“Yo empatizo con los hosteleros y lo mal que lo han pasado, porque es un sector fundamental. Pido que empaticen ellos también conmigo. Yo no elegí ser ciego”. Jesús Suárez simplifica de esta forma su reclamo: para él, acostumbrado a moverse con autonomía por la ciudad a pesar de su problema de visión, gracias al “mapa mental” que guarda en su cerebro desde que, hace ya 7 años, perdió la vista, salir a la calle se ha convertido en una yincana de obstáculos en los últimos tiempos, en los que las terrazas de los locales de hostelería se han hecho con un espacio que hasta el momento pertenecía a los peatones. Su premisa fundamental, ante tal panorama, conservar su independencia. “Yo soy autónomo, no quiero que nadie me tenga que agarrar del brazo y decir Jesús, ven por aquí, ve por allá”, reclama.

En un trayecto corto que hasta el momento recorría sin problema, gracias a las referencias que reconocía con su bastón, se encuentra, ahora, con multitud de obstáculos. El primero, a pocos metros de la puerta de su casa. “Mira, esa terraza nació con la pandemia”, dice señalando un par de mesas que, a priori, nadie identificaría como un problema. Lo son, desde luego, si se colocan, como es el caso, apostadas contra la pared, con lo que las personas ciegas o con visión reducida se ven obligadas a salir al incierto campo abierto. “Cuando voy andando, golpeo el bastón contra la pared”, ejemplifica, dando toques con la punta en un lateral, “eso me fuerza a ir recto. Ahora donde hay pared hay terraza. Desviar mi camino y meterme en campo abierto sin referencias me provoca desorientación y agobio”, explica.

El resto del camino desde su vivienda, en Zalaeta, hasta el centro de la ciudad, presenta retos similares. Las calles más concurridas de la almendra, Barrera, Galera y Torreiro, las ha dado por impracticables, con terrazas a ambos lados y un volumen de gente que no siempre se muestra sensible con las necesidades ajenas. “A veces la gente se da cuenta, pero dependiendo del nivel de fiesta que lleven encima, no se enteran de que llevas un rato ahí dando palos”, lamenta. Su última sorpresa, las mesas y sillas que aparecieron, de un día para otro, en el cruce de la Estrecha de San Andrés, que descuadraron sus planes en una zona en la que su principal referencia es el sonido. “A veces me siento como en una jaula, y me pongo nervioso”, reconoce. Suárez propone, como posible solución, agrupar las terrazas a un lado de la calle, de modo que quede una pared libre para quien precise orientarse en base a ella. El reto futuro, plantea, está en si será posible recuperar el espacio público que se ha cedido. “Cuando termine la pandemia, ¿quitarán las terrazas que antes no estaban? Porque yo creo que no. Hasta antes del COVID se estaba controlando, se habían puesto marcas y se habían prohibido los elementos anclados. Ahora es un poco la ley de la selva”, lamenta.

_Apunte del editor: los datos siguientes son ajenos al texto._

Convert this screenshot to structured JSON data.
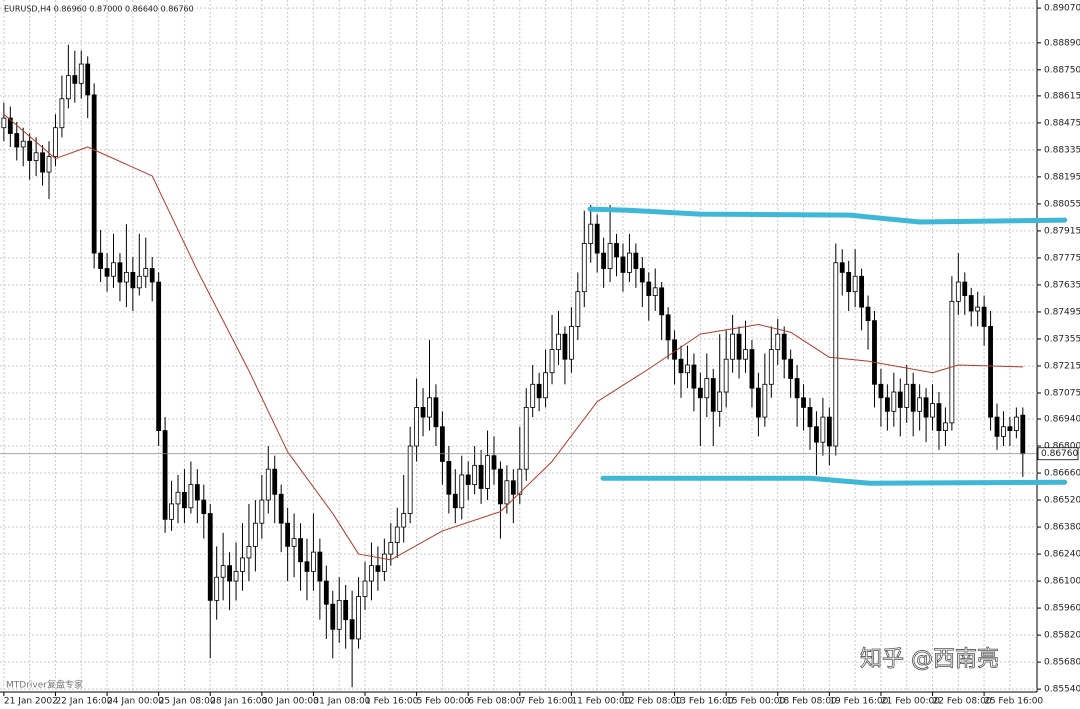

No es el único que ha visto comprometida su libertad de movimientos desde la irrupción masiva de las terrazas en el espacio urbano. Las personas con movilidad reducida también perciben estos nuevos elementos como amenazas para su autonomía o seguridad, pues, como ya hay quien ha notificado, en algunas calles estrechas los caminantes se ven obligados a bajar a la carretera para seguir su camino sorteando mesas y sillas. “Las terrazas han ido creciendo poco a poco. Es evidente que traen problemas para las personas con movilidad reducida o deficiencia visual. Es importante asegurar la viabilidad de estos negocios y mantener las distancias de seguridad, pero no podemos olvidar que los espacios públicos deben ser lugares de convivencia en igualdad de condiciones”, juzga Anxo Queiruga, presidente de la Confederación Galega de Persoas con Discapacidad (Cogami).

Desde el Concello aseguran que, tanto por parte de la Policía Local como del área de Seguridad Ciudadana, se trata de velar por el cumplimiento de la normativa en materia sanitaria al mismo tiempo que se advierte con frecuencia a los hosteleros de hasta dónde pueden llegar a la hora de ampliar el espacio de sus terrazas. Afirman que, pese a que sí ha aumentado el número de llamadas de protesta relativas a la cuestión, “no llegan a suponer grandes problemas”, pues los hosteleros, salvo algunas excepciones, “corrigen” la ocupación del mobiliario cuando se les advierte de ello, algo de lo que se encarga con frecuencia la Policía Local.